The U.K. are currently experiencing a double-dip recession, but the Conservative-led government has continued to champion spending cuts and has resisted changing course.“ (emphasis added)
Say what? They 'refuse to change course' on their 'program of spending cuts'? What spending cuts?
David Riley, the head of Global Sovereign Ratings at Fitch evidently has their number when he remarks:
“The coalition has somehow got itself into psychologically believing they are acting tough without actually doing so.
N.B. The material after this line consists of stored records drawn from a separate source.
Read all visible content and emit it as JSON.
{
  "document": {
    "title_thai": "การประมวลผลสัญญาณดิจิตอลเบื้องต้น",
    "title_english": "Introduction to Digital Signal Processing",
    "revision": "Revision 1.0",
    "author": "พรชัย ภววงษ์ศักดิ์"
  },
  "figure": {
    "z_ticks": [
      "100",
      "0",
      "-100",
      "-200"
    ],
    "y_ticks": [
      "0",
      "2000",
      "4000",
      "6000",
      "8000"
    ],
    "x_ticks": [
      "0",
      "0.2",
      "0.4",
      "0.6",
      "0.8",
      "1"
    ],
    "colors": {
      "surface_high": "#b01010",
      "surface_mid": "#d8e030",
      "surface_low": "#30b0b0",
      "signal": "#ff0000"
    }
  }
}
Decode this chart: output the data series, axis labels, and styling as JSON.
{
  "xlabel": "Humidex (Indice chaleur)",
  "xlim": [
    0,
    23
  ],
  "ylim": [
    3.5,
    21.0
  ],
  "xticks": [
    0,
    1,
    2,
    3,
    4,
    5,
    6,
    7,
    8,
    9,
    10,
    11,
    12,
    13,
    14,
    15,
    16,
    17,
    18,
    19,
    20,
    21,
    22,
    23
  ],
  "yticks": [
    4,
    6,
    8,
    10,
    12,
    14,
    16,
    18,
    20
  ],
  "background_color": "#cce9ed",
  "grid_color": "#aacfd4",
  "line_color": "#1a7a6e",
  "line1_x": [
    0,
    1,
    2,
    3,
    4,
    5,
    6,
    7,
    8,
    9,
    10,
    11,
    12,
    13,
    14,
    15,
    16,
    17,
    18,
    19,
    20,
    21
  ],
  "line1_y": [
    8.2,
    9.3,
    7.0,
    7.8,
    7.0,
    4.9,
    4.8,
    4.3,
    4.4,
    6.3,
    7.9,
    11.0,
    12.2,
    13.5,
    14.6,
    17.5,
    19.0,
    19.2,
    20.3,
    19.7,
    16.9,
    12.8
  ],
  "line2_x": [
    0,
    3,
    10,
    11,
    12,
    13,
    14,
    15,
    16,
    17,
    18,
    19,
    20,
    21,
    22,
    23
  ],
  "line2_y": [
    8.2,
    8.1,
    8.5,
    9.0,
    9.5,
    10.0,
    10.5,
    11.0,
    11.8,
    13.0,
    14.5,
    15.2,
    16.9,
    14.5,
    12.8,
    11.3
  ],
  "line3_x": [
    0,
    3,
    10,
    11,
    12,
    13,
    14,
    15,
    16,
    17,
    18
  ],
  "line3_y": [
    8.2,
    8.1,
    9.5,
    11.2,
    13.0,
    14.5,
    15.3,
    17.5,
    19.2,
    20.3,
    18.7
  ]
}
Or they may have reached the erroneous conclusion that if you tell the electorate that things are going to be truly awful, you somehow earn their undying gratitude when things turn out to merely be slightly grim.” 
If the deficit begins to surpass that of euro area nations currently considered in severe debt trouble, one wonders if the situation will still be amenable to being defined as 'merely slightly grim'. 
The Printing Press Won't Help
One Andrew Lilico, Director and Principal at Europe Economics, meanwhile deftly dismissed the conceit that ownership of a printing press protects a nation forever from fiscal crisis if its government keeps running up an ever bigger tab:
“Where did anyone get that idea?! It's total nonsense, unsupported by even the most casual glance at history. Did printing our own currency prevent Britain from having a sovereign debt crisis in 1976, for example?” 
Indeed, 1976 has conveniently disappeared into the memory hole – but Britain was forced to ask for an IMF bailout that year. And it sure did own a printing press at the time – apparently chartalism didn't work as advertised on that occasion (chartalism is the crank monetary theory invented by Georg Friedrich Knapp that once brought down the monetary system of the Weimar Republic and has recently experienced a revival under the moniker 'Modern Monetary Theory', or MMT for short. Why do these cranks always insist their hoary inflationism is somehow 'new'?).
This incident should actually serve as a warning to those who insist that the size of the US deficit and public debt 'doesn't matter' just because interest rates on treasury debt happen to be very low at the moment. 
It is definitely not an 'invitation by the markets to spend more', as Paul Krugman often avers. It is rather an expression of the market's hope that the US government will be the last debtor left standing. This perception is definitely not unalterable – and experience shows that when market perceptions on allegedly 'risk free' assets change, they can change very quickly and violently.